If you enable security updates, Dependabot also raises pull requests to update vulnerable dependencies. By default, it breaks these up into up to five pull requests.

Dependabot checks for manifest files on the default branch and raises pull requests for version updates against this branch. Use target-branch to specify a different branch for manifest files and for pull requests.

By default, Dependabot checks for new versions at 05:00 UTC.

Enabling Version Updates

Dependabot version updates are currently in beta and subject to change.

After you enable version updates, you’ll see a new Dependabot tab in the dependency graph for the repository.
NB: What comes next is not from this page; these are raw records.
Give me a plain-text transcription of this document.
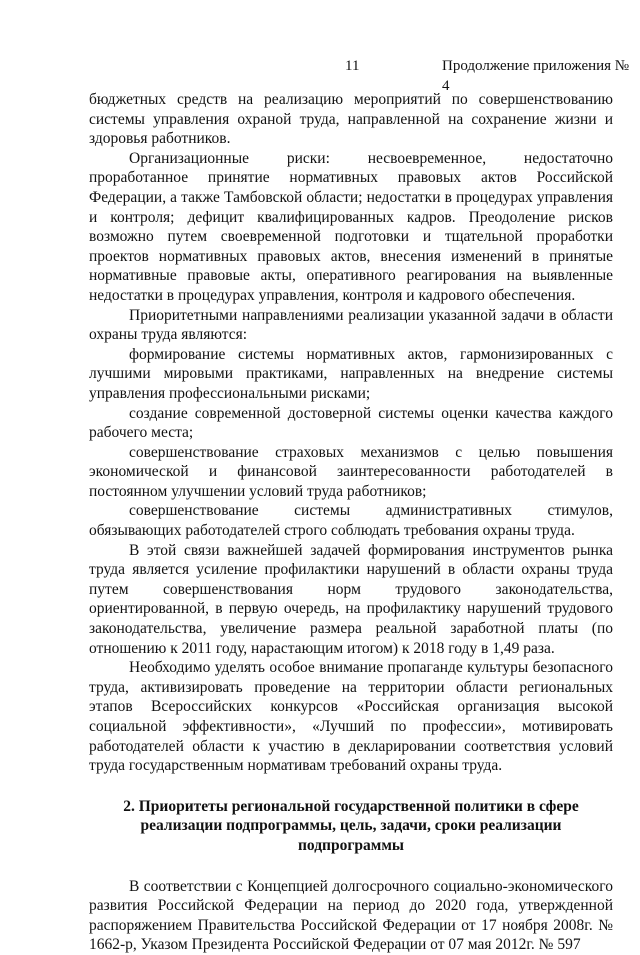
11	Продолжение приложения № 4

бюджетных средств на реализацию мероприятий по совершенствованию системы управления охраной труда, направленной на сохранение жизни и здоровья работников.

Организационные риски: несвоевременное, недостаточно проработанное принятие нормативных правовых актов Российской Федерации, а также Тамбовской области; недостатки в процедурах управления и контроля; дефицит квалифицированных кадров. Преодоление рисков возможно путем своевременной подготовки и тщательной проработки проектов нормативных правовых актов, внесения изменений в принятые нормативные правовые акты, оперативного реагирования на выявленные недостатки в процедурах управления, контроля и кадрового обеспечения.

Приоритетными направлениями реализации указанной задачи в области охраны труда являются:

формирование системы нормативных актов, гармонизированных с лучшими мировыми практиками, направленных на внедрение системы управления профессиональными рисками;

создание современной достоверной системы оценки качества каждого рабочего места;

совершенствование страховых механизмов с целью повышения экономической и финансовой заинтересованности работодателей в постоянном улучшении условий труда работников;

совершенствование системы административных стимулов, обязывающих работодателей строго соблюдать требования охраны труда.

В этой связи важнейшей задачей формирования инструментов рынка труда является усиление профилактики нарушений в области охраны труда путем совершенствования норм трудового законодательства, ориентированной, в первую очередь, на профилактику нарушений трудового законодательства, увеличение размера реальной заработной платы (по отношению к 2011 году, нарастающим итогом) к 2018 году в 1,49 раза.

Необходимо уделять особое внимание пропаганде культуры безопасного труда, активизировать проведение на территории области региональных этапов Всероссийских конкурсов «Российская организация высокой социальной эффективности», «Лучший по профессии», мотивировать работодателей области к участию в декларировании соответствия условий труда государственным нормативам требований охраны труда.

2. Приоритеты региональной государственной политики в сфере
реализации подпрограммы, цель, задачи, сроки реализации подпрограммы

В соответствии с Концепцией долгосрочного социально-экономического развития Российской Федерации на период до 2020 года, утвержденной распоряжением Правительства Российской Федерации от 17 ноября 2008г. № 1662-р, Указом Президента Российской Федерации от 07 мая 2012г. № 597
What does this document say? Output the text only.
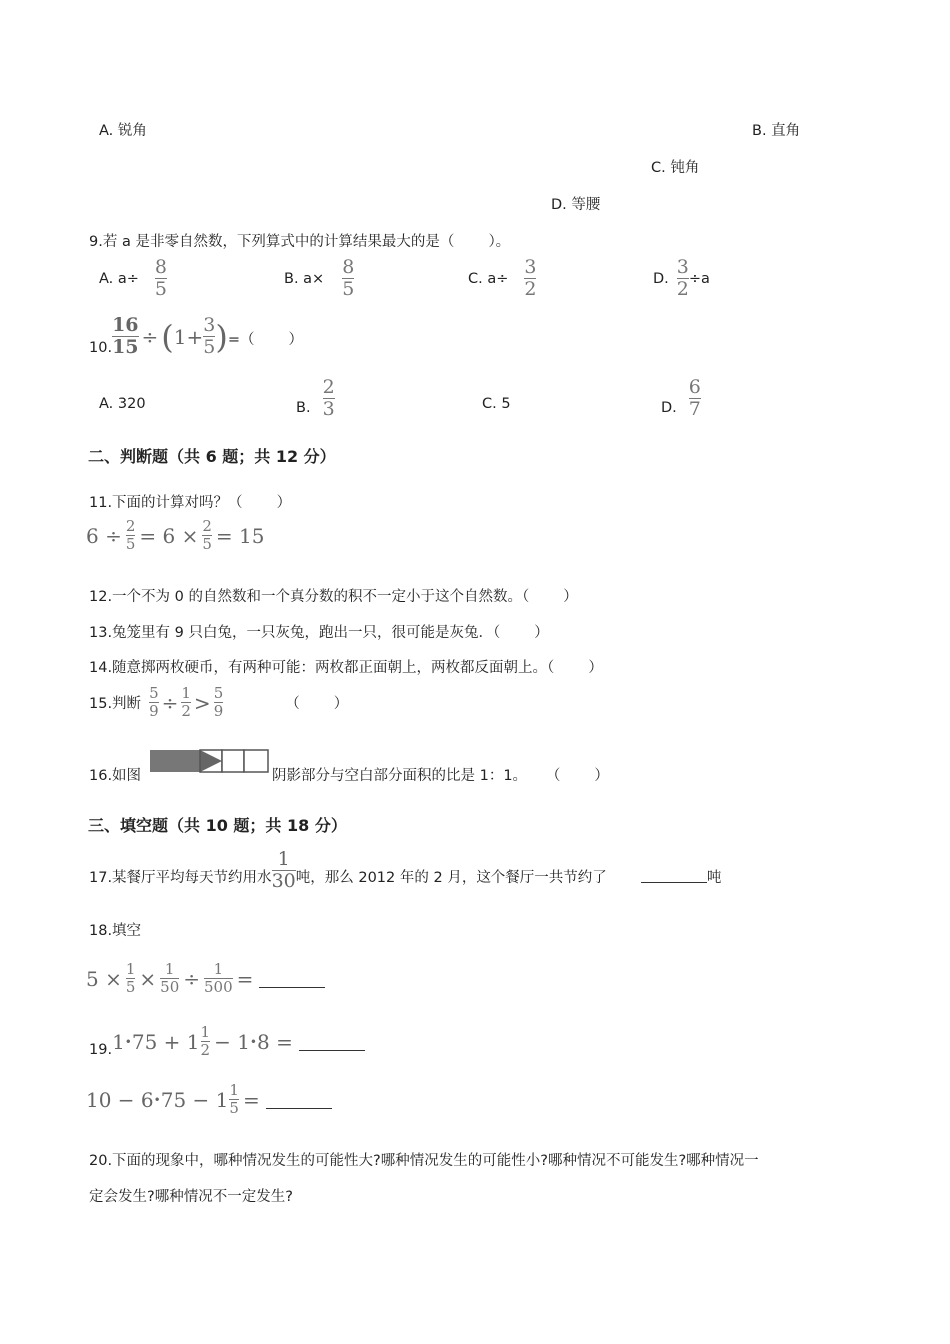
A. 锐角	B. 直角
C. 钝角
D. 等腰
9.若 a 是非零自然数，下列算式中的计算结果最大的是（ ）。
A. $a\div \frac{8}{5}$	B. $a\times \frac{8}{5}$	C. $a\div \frac{3}{2}$	D. $\frac{3}{2} \div a$
10. $\frac{16}{15}$ ÷ ( $1+ \frac{3}{5}$ ) =（ ）
A. 320	B. $\frac{2}{3}$	C. 5	D. $\frac{6}{7}$
二、判断题（共 6 题；共 12 分）
11.下面的计算对吗？（ ）
$6 \div \frac{2}{5} = 6 \times \frac{2}{5} = 15$
12.一个不为 0 的自然数和一个真分数的积不一定小于这个自然数。（ ）
13.兔笼里有 9 只白兔，一只灰兔，跑出一只，很可能是灰兔．（ ）
14.随意掷两枚硬币，有两种可能：两枚都正面朝上，两枚都反面朝上。（ ）
15.判断 $\frac{5}{9} \div \frac{1}{2} > \frac{5}{9}$	（ ）
16.如图	阴影部分与空白部分面积的比是 1：1。 （ ）
三、填空题（共 10 题；共 18 分）
17.某餐厅平均每天节约用水 $\frac{1}{30}$ 吨，那么 2012 年的 2 月，这个餐厅一共节约了	吨
18.填空
$5 \times \frac{1}{5} \times \frac{1}{50} \div \frac{1}{500}$ =
19. 1 • $75 + 1 \frac{1}{2} - 1$ • 8 =
10 − 6 • $75 - 1 \frac{1}{5}$ =
20.下面的现象中，哪种情况发生的可能性大?哪种情况发生的可能性小?哪种情况不可能发生?哪种情况一
定会发生?哪种情况不一定发生?
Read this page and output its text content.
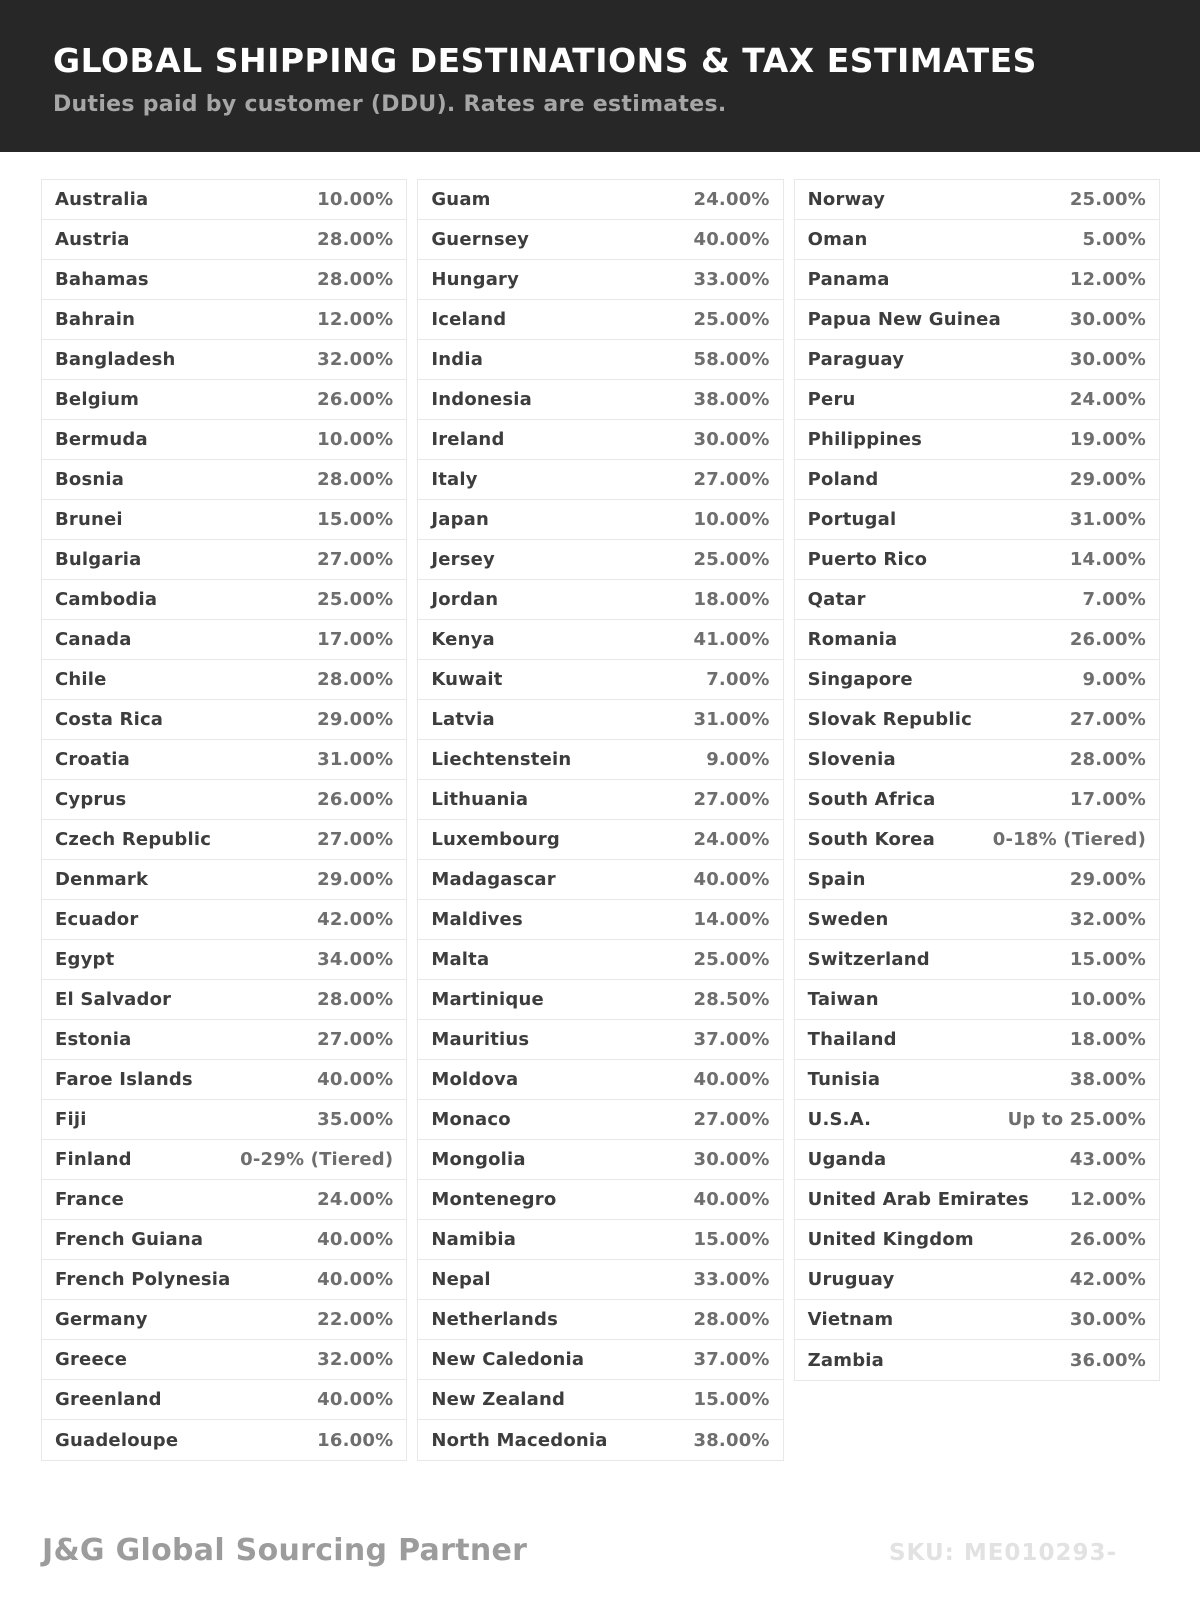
GLOBAL SHIPPING DESTINATIONS & TAX ESTIMATES
Duties paid by customer (DDU). Rates are estimates.
Australia	10.00%
Austria	28.00%
Bahamas	28.00%
Bahrain	12.00%
Bangladesh	32.00%
Belgium	26.00%
Bermuda	10.00%
Bosnia	28.00%
Brunei	15.00%
Bulgaria	27.00%
Cambodia	25.00%
Canada	17.00%
Chile	28.00%
Costa Rica	29.00%
Croatia	31.00%
Cyprus	26.00%
Czech Republic	27.00%
Denmark	29.00%
Ecuador	42.00%
Egypt	34.00%
El Salvador	28.00%
Estonia	27.00%
Faroe Islands	40.00%
Fiji	35.00%
Finland	0-29% (Tiered)
France	24.00%
French Guiana	40.00%
French Polynesia	40.00%
Germany	22.00%
Greece	32.00%
Greenland	40.00%
Guadeloupe	16.00%
Guam	24.00%
Guernsey	40.00%
Hungary	33.00%
Iceland	25.00%
India	58.00%
Indonesia	38.00%
Ireland	30.00%
Italy	27.00%
Japan	10.00%
Jersey	25.00%
Jordan	18.00%
Kenya	41.00%
Kuwait	7.00%
Latvia	31.00%
Liechtenstein	9.00%
Lithuania	27.00%
Luxembourg	24.00%
Madagascar	40.00%
Maldives	14.00%
Malta	25.00%
Martinique	28.50%
Mauritius	37.00%
Moldova	40.00%
Monaco	27.00%
Mongolia	30.00%
Montenegro	40.00%
Namibia	15.00%
Nepal	33.00%
Netherlands	28.00%
New Caledonia	37.00%
New Zealand	15.00%
North Macedonia	38.00%
Norway	25.00%
Oman	5.00%
Panama	12.00%
Papua New Guinea	30.00%
Paraguay	30.00%
Peru	24.00%
Philippines	19.00%
Poland	29.00%
Portugal	31.00%
Puerto Rico	14.00%
Qatar	7.00%
Romania	26.00%
Singapore	9.00%
Slovak Republic	27.00%
Slovenia	28.00%
South Africa	17.00%
South Korea	0-18% (Tiered)
Spain	29.00%
Sweden	32.00%
Switzerland	15.00%
Taiwan	10.00%
Thailand	18.00%
Tunisia	38.00%
U.S.A.	Up to 25.00%
Uganda	43.00%
United Arab Emirates 12.00%
United Kingdom	26.00%
Uruguay	42.00%
Vietnam	30.00%
Zambia	36.00%
J&G Global Sourcing Partner	SKU: ME010293-
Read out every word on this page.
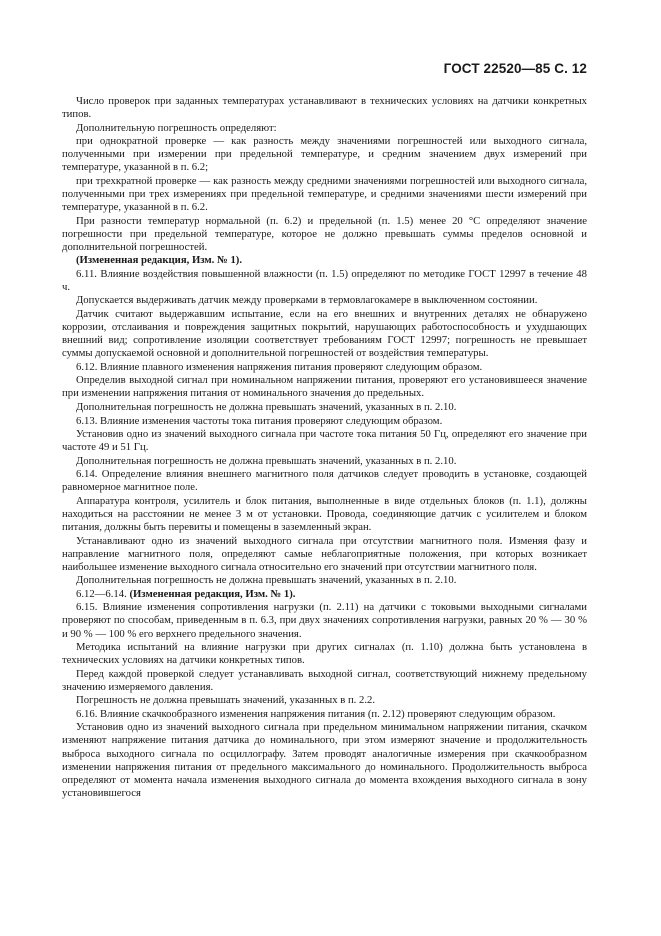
ГОСТ 22520—85 С. 12

Число проверок при заданных температурах устанавливают в технических условиях на датчики конкретных типов.

Дополнительную погрешность определяют:

при однократной проверке — как разность между значениями погрешностей или выходного сигнала, полученными при измерении при предельной температуре, и средним значением двух измерений при температуре, указанной в п. 6.2;

при трехкратной проверке — как разность между средними значениями погрешностей или выходного сигнала, полученными при трех измерениях при предельной температуре, и средними значениями шести измерений при температуре, указанной в п. 6.2.

При разности температур нормальной (п. 6.2) и предельной (п. 1.5) менее 20 °С определяют значение погрешности при предельной температуре, которое не должно превышать суммы пределов основной и дополнительной погрешностей.

(Измененная редакция, Изм. № 1).

6.11. Влияние воздействия повышенной влажности (п. 1.5) определяют по методике ГОСТ 12997 в течение 48 ч.

Допускается выдерживать датчик между проверками в термовлагокамере в выключенном состоянии.

Датчик считают выдержавшим испытание, если на его внешних и внутренних деталях не обнаружено коррозии, отслаивания и повреждения защитных покрытий, нарушающих работоспособность и ухудшающих внешний вид; сопротивление изоляции соответствует требованиям ГОСТ 12997; погрешность не превышает суммы допускаемой основной и дополнительной погрешностей от воздействия температуры.

6.12. Влияние плавного изменения напряжения питания проверяют следующим образом.

Определив выходной сигнал при номинальном напряжении питания, проверяют его установившееся значение при изменении напряжения питания от номинального значения до предельных.

Дополнительная погрешность не должна превышать значений, указанных в п. 2.10.

6.13. Влияние изменения частоты тока питания проверяют следующим образом.

Установив одно из значений выходного сигнала при частоте тока питания 50 Гц, определяют его значение при частоте 49 и 51 Гц.

Дополнительная погрешность не должна превышать значений, указанных в п. 2.10.

6.14. Определение влияния внешнего магнитного поля датчиков следует проводить в установке, создающей равномерное магнитное поле.

Аппаратура контроля, усилитель и блок питания, выполненные в виде отдельных блоков (п. 1.1), должны находиться на расстоянии не менее 3 м от установки. Провода, соединяющие датчик с усилителем и блоком питания, должны быть перевиты и помещены в заземленный экран.

Устанавливают одно из значений выходного сигнала при отсутствии магнитного поля. Изменяя фазу и направление магнитного поля, определяют самые неблагоприятные положения, при которых возникает наибольшее изменение выходного сигнала относительно его значений при отсутствии магнитного поля.

Дополнительная погрешность не должна превышать значений, указанных в п. 2.10.

6.12—6.14. (Измененная редакция, Изм. № 1).

6.15. Влияние изменения сопротивления нагрузки (п. 2.11) на датчики с токовыми выходными сигналами проверяют по способам, приведенным в п. 6.3, при двух значениях сопротивления нагрузки, равных 20 % — 30 % и 90 % — 100 % его верхнего предельного значения.

Методика испытаний на влияние нагрузки при других сигналах (п. 1.10) должна быть установлена в технических условиях на датчики конкретных типов.

Перед каждой проверкой следует устанавливать выходной сигнал, соответствующий нижнему предельному значению измеряемого давления.

Погрешность не должна превышать значений, указанных в п. 2.2.

6.16. Влияние скачкообразного изменения напряжения питания (п. 2.12) проверяют следующим образом.

Установив одно из значений выходного сигнала при предельном минимальном напряжении питания, скачком изменяют напряжение питания датчика до номинального, при этом измеряют значение и продолжительность выброса выходного сигнала по осциллографу. Затем проводят аналогичные измерения при скачкообразном изменении напряжения питания от предельного максимального до номинального. Продолжительность выброса определяют от момента начала изменения выходного сигнала до момента вхождения выходного сигнала в зону установившегося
This tab shows which package managers Dependabot is configured to monitor and when Dependabot last checked for new versions.

Dependabot for GitHub Actions

Always configure Dependabot to check your GitHub Actions:

version: 2
updates:

  # Enable version updates for GitHub Actions
  - package-ecosystem: "github-actions"
  directory: "/"
  schedule:
    # Check for updates to GitHub Actions every weekday
    interval: "daily"

Dependabot for Docker Images

Dependabot can check the Docker images that you use:

# Enable version updates for Docker
- package-ecosystem: "docker"
  # Look for a `Dockerfile` in the `root` directory
  directory: "/"
  schedule:
    # Check for updates once a week
    interval: "weekly"

Dependabot for Node.js

Dependabot can check the npm packages that you use:

# Enable version updates for Node.js
- package-ecosystem: "npm"
  # Look for a `package.json` in the `root` directory
  directory: "/"
  schedule:
    # Check for updates every weekday
    interval: "daily"

Dependabot for Python

Dependabot can check the Python packages that you use:

# Enable version updates for Python
- package-ecosystem: "pip"
  # Look in the `root` directory
  directory: "/"
  schedule:
    # Check for updates every weekday
    interval: "daily"

Dependabot requires recent versions of pip, Poetry, or pip-tools.

Pricing

GitHub pricing provides a free tier for public repositories, and 2,000 Actions minutes/month.